The traditional Menudo from the Philippines includes pork liver, which is absent from this version (I’m not a fan of liver). The use of annatto (atsuete) oil, fresh tomatoes and tomato paste results in the dish’s characteristic red sauce, which was what I was aiming for. The red sauce should be a bit thick, and I didn’t have to add more chicken broth, which would have thinned it out, but use it to suite your taste. I usually add cubed carrots, but I didn’t have them at hand. This is best served with cooked rice on the side.

Cooking instructions

* Step 1

In a medium bowl, toss together the pork pieces and soy sauce until well-combined; set aside for at least 30 minutes.

* Step 2

In a medium pot over medium heat, heat the oil then add the annatto seeds, stirring until the oil is infused with the red color; remove and discard the seeds.

* Step 3

Add the garlic and stir until golden in color.

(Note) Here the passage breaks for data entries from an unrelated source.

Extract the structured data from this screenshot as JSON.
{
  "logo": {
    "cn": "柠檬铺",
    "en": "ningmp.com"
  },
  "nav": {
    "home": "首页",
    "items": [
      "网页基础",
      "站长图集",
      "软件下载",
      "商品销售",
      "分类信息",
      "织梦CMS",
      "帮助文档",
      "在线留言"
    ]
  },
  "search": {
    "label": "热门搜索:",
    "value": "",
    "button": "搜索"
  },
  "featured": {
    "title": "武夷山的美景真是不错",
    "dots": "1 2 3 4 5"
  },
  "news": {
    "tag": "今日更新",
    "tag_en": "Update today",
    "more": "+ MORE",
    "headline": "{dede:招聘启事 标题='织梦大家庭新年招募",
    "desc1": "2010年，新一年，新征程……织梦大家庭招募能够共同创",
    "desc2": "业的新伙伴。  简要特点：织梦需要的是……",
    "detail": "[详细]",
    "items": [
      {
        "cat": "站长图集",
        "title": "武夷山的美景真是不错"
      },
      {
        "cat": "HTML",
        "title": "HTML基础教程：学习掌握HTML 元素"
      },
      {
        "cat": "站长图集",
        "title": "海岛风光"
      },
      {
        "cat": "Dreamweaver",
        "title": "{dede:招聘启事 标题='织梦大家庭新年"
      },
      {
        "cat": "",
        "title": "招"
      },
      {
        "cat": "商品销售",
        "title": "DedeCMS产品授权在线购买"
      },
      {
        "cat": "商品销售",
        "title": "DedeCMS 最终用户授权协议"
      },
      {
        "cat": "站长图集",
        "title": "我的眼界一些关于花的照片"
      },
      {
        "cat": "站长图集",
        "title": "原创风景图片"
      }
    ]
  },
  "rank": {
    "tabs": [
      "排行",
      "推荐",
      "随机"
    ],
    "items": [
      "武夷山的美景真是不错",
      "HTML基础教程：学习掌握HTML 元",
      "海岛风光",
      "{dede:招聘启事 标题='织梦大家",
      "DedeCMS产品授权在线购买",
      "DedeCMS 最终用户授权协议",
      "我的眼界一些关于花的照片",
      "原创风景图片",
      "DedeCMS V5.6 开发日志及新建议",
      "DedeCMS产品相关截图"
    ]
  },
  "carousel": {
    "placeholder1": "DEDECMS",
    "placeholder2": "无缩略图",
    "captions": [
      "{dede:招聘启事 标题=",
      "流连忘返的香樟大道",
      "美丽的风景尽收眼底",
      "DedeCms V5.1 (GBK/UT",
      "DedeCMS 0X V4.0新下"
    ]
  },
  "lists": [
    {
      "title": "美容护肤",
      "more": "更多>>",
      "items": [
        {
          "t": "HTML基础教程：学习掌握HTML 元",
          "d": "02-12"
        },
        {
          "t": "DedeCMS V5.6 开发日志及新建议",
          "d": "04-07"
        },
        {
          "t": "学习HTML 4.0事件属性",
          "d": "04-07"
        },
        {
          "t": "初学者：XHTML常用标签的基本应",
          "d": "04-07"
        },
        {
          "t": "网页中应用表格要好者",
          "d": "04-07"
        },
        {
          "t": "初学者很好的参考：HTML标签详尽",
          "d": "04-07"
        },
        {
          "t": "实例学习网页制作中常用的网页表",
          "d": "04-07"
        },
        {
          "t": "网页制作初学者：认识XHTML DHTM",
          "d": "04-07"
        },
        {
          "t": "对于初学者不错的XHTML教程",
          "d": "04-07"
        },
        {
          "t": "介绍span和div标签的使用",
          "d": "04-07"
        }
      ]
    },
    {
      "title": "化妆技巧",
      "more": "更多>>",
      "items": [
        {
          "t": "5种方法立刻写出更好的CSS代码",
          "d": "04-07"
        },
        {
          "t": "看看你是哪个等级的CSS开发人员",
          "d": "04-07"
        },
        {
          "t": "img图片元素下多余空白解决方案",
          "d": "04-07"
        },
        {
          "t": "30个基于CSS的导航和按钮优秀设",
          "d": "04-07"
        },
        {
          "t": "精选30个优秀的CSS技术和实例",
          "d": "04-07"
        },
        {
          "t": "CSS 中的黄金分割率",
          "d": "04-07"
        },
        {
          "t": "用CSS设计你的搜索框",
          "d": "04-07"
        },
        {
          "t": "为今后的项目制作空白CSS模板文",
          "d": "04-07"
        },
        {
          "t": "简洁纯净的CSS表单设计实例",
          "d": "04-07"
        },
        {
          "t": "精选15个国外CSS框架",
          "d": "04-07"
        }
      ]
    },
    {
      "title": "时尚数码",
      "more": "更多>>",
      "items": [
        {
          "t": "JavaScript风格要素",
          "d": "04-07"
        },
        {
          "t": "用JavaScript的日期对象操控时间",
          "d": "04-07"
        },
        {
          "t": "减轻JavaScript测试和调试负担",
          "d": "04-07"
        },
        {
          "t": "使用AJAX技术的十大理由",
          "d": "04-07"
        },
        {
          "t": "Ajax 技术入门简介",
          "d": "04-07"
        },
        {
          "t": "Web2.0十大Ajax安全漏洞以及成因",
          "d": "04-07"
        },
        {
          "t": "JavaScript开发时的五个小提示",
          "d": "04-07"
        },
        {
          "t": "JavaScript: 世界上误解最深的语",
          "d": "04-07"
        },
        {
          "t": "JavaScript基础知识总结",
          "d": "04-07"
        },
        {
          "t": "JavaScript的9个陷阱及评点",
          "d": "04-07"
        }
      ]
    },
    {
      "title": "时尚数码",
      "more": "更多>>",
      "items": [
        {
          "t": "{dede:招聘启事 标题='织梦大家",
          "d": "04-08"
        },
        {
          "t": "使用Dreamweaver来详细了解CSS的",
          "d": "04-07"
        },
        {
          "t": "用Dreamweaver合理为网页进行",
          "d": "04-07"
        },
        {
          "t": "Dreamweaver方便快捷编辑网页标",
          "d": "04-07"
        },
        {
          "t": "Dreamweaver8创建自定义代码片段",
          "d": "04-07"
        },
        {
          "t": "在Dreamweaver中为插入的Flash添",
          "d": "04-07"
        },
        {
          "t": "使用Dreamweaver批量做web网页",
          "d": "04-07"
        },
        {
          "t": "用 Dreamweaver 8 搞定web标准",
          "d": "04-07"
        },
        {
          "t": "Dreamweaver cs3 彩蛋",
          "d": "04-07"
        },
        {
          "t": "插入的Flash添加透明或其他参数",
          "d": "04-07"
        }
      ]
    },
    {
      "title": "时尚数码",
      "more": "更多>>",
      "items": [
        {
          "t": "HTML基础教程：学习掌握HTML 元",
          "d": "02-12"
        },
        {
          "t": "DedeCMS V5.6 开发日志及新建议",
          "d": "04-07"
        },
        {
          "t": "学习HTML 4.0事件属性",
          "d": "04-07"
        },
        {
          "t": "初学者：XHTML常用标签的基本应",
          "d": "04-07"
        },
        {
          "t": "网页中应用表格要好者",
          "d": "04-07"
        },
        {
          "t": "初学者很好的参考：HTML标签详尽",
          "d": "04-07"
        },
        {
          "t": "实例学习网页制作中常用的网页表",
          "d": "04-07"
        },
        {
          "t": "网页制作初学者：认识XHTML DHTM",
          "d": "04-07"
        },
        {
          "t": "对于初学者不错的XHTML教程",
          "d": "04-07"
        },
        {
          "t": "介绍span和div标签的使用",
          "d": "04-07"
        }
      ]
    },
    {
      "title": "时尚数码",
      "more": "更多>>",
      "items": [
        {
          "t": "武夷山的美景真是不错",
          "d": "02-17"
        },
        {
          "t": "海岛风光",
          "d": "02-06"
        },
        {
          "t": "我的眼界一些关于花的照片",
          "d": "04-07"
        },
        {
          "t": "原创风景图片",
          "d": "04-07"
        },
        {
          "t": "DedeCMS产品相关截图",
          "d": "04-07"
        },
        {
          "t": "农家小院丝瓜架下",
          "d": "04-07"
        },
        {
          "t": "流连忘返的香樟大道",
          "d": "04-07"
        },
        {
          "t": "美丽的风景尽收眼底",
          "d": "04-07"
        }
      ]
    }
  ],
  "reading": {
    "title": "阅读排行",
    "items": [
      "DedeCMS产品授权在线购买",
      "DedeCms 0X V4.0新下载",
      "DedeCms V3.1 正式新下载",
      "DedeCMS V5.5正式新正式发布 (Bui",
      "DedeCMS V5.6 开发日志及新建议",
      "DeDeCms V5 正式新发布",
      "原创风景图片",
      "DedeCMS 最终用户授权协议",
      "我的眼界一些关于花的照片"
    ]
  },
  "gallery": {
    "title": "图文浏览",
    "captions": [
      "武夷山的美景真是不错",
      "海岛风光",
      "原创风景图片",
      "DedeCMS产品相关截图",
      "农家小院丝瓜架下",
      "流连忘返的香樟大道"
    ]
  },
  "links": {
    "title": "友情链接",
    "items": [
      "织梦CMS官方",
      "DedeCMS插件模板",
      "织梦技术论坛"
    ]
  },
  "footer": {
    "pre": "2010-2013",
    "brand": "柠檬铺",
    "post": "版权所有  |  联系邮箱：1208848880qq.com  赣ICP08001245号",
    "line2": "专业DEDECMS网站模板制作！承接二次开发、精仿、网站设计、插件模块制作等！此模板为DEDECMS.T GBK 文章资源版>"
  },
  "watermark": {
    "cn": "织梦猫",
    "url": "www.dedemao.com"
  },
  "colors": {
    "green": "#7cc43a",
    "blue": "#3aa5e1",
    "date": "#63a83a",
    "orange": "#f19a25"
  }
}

Add the onion and stir until softened. Stir in the pork and cook until browned, about 10 minutes. Stir in the fish sauce and tomato paste; cook for 3 minutes, stirring. Add the wine and tomatoes, stir and cook for another 3 minutes.

* Step 4

Reduce the heat to low and let the mixture simmer, covered, for about 30-40 minutes, stirring occasionally, until the pork is tender but not falling apart. If the mixture gets too dry, add a little bit of chicken broth, one tablespoon at a time until you get the desired amount of sauce. Add the potatoes and carrots and continue to simmer for 10-15 minutes, then stir in the bell pepper.

* Step 5

Season with salt and pepper to your taste, and serve hot with cooked rice.